The Wider Warning Prosecutors Say The Verdict Sends
Image Credit: WSB-TV

Winne also reports that Clayton County District Attorney Tasha Mosley credited police for the investigation while delivering a much more sobering reflection, saying society is “losing the gang war,” and arguing the real fight doesn’t start in high school or even middle school, but “begins the day that they’re born.”

That line is broad, but it lands because it acknowledges what many communities feel when they keep seeing young people pulled into gang identity early and then locked into cycles of violence that become harder to disrupt as they get older.

The Most Disturbing Part Is How Normal The Cover Story Looks

Winne’s “double life” framing is effective because it captures the specific kind of fear that comes from realizing how ordinary a dangerous person can appear while they’re blending into a job built on trust.

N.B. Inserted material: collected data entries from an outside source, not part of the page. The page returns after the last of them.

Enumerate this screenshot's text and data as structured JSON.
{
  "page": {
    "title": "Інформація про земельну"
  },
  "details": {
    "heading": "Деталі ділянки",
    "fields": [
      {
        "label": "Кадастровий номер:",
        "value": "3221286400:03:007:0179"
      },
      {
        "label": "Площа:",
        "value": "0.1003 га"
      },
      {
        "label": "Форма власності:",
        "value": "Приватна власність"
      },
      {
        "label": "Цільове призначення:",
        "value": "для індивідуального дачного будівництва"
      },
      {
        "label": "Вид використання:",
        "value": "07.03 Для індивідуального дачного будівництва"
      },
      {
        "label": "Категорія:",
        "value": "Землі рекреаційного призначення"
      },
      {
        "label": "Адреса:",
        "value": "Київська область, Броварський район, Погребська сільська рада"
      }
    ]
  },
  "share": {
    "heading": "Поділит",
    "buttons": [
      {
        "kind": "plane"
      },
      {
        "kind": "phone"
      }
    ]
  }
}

A school community can do everything right – background checks, references, professional oversight – and still not see what’s happening in someone’s private world if that person is committed to hiding it, which makes cases like this feel like a warning about the limits of institutional safety nets.

And when prosecutors describe a teacher moving from classroom to gang headquarters, it forces an uncomfortable question: how many people in positions of trust are carrying hidden allegiances or secret behaviors that only show up when something goes catastrophically wrong?

If anything, Winne’s piece leaves you with a grim lesson: the system can eventually catch up, but families and communities pay the price during the years it takes to do it, and the most vulnerable people – children who have nothing to do with the conflict – are often the ones who suffer the most when violence spills past its intended targets.